I say every one of us knows that, and yet too few of us act as if it were really true. We seem to think that salvation is something that we are going to stumble upon by accident. We seem to think it is something that we are going to receive with absolutely no effort on our own part. We act as if we thought it might be slipped into our pockets while we sleep or dropped into our coffins when we die. Ask the question intelligently, heart,--"What must I do to be saved?" Then you will realize that you must do something.
This question implies, in the first place, that the conditions of salvation are not optional, that it is not up to you and it is not up to me to decide just what we will do in order to be saved. You can accept salvation or you can refuse it. You can meet the conditions or you can refuse to meet them. But one thing you cannot do. You cannot decide upon the terms upon which you will surrender. If you are saved at all you must surrender unconditionally.
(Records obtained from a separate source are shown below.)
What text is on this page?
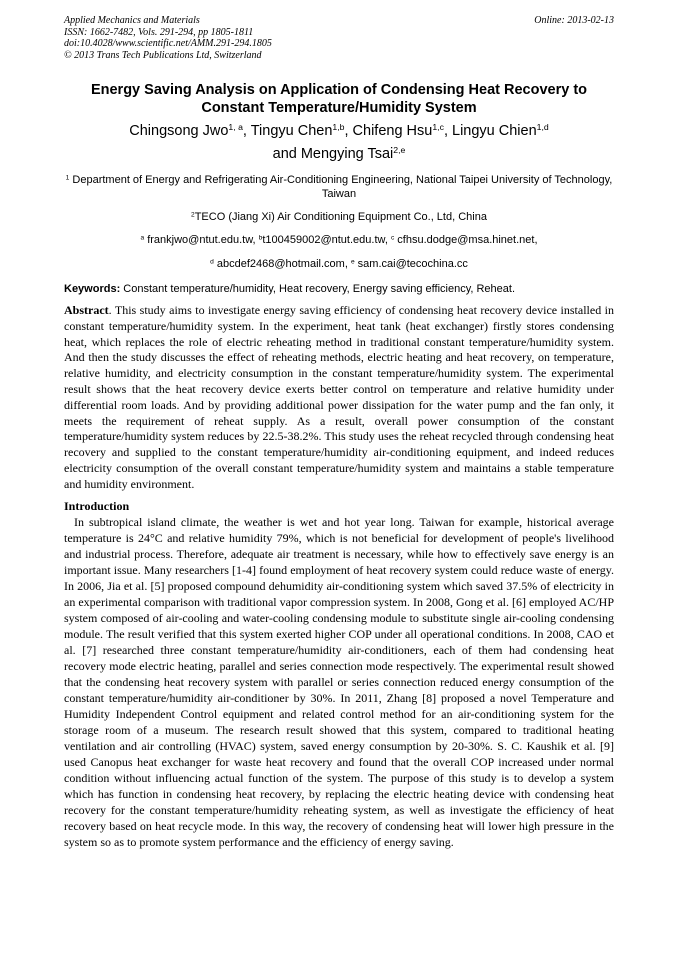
Applied Mechanics and Materials
ISSN: 1662-7482, Vols. 291-294, pp 1805-1811
doi:10.4028/www.scientific.net/AMM.291-294.1805
© 2013 Trans Tech Publications Ltd, Switzerland
Online: 2013-02-13
Energy Saving Analysis on Application of Condensing Heat Recovery to Constant Temperature/Humidity System
Chingsong Jwo$^{1, a}$, Tingyu Chen$^{1,b}$, Chifeng Hsu$^{1,c}$, Lingyu Chien$^{1,d}$
and Mengying Tsai$^{2,e}$
$^1$ Department of Energy and Refrigerating Air-Conditioning Engineering, National Taipei University of Technology, Taiwan
$^2$TECO (Jiang Xi) Air Conditioning Equipment Co., Ltd, China
$^a$ frankjwo@ntut.edu.tw, $^b$t100459002@ntut.edu.tw, $^c$ cfhsu.dodge@msa.hinet.net,
$^d$ abcdef2468@hotmail.com, $^e$ sam.cai@tecochina.cc
Keywords: Constant temperature/humidity, Heat recovery, Energy saving efficiency, Reheat.
Abstract. This study aims to investigate energy saving efficiency of condensing heat recovery device installed in constant temperature/humidity system. In the experiment, heat tank (heat exchanger) firstly stores condensing heat, which replaces the role of electric reheating method in traditional constant temperature/humidity system. And then the study discusses the effect of reheating methods, electric heating and heat recovery, on temperature, relative humidity, and electricity consumption in the constant temperature/humidity system. The experimental result shows that the heat recovery device exerts better control on temperature and relative humidity under differential room loads. And by providing additional power dissipation for the water pump and the fan only, it meets the requirement of reheat supply. As a result, overall power consumption of the constant temperature/humidity system reduces by 22.5-38.2%. This study uses the reheat recycled through condensing heat recovery and supplied to the constant temperature/humidity air-conditioning equipment, and indeed reduces electricity consumption of the overall constant temperature/humidity system and maintains a stable temperature and humidity environment.
Introduction
In subtropical island climate, the weather is wet and hot year long. Taiwan for example, historical average temperature is 24°C and relative humidity 79%, which is not beneficial for development of people's livelihood and industrial process. Therefore, adequate air treatment is necessary, while how to effectively save energy is an important issue. Many researchers [1-4] found employment of heat recovery system could reduce waste of energy. In 2006, Jia et al. [5] proposed compound dehumidity air-conditioning system which saved 37.5% of electricity in an experimental comparison with traditional vapor compression system. In 2008, Gong et al. [6] employed AC/HP system composed of air-cooling and water-cooling condensing module to substitute single air-cooling condensing module. The result verified that this system exerted higher COP under all operational conditions. In 2008, CAO et al. [7] researched three constant temperature/humidity air-conditioners, each of them had condensing heat recovery mode electric heating, parallel and series connection mode respectively. The experimental result showed that the condensing heat recovery system with parallel or series connection reduced energy consumption of the constant temperature/humidity air-conditioner by 30%. In 2011, Zhang [8] proposed a novel Temperature and Humidity Independent Control equipment and related control method for an air-conditioning system for the storage room of a museum. The research result showed that this system, compared to traditional heating ventilation and air controlling (HVAC) system, saved energy consumption by 20-30%. S. C. Kaushik et al. [9] used Canopus heat exchanger for waste heat recovery and found that the overall COP increased under normal condition without influencing actual function of the system. The purpose of this study is to develop a system which has function in condensing heat recovery, by replacing the electric heating device with condensing heat recovery for the constant temperature/humidity reheating system, as well as investigate the efficiency of heat recovery based on heat recycle mode. In this way, the recovery of condensing heat will lower high pressure in the system so as to promote system performance and the efficiency of energy saving.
So the question is, "What _must_ I do to be saved?" It is not, What is the expedient thing or what is the respectable thing or what is the popular thing to do in order to find salvation? The conditions are not of your choosing and they are not of mine. G.o.d has made them and you and I dare not change them. Therefore, if you are ever saved there is not something simply that you ought to do, but there is something that you absolutely must do.
Last of all, this question implies that salvation is an individual matter. "What must _I_ do?" It is not a question of what must G.o.d do.
He has made full provision for the salvation of the whole world. It is not what must the Church do. It is not what must the preacher do. It is not what must this man that is beside me and this man that is behind me or in front of me do. The question comes to my own heart--"What must _I_ do?"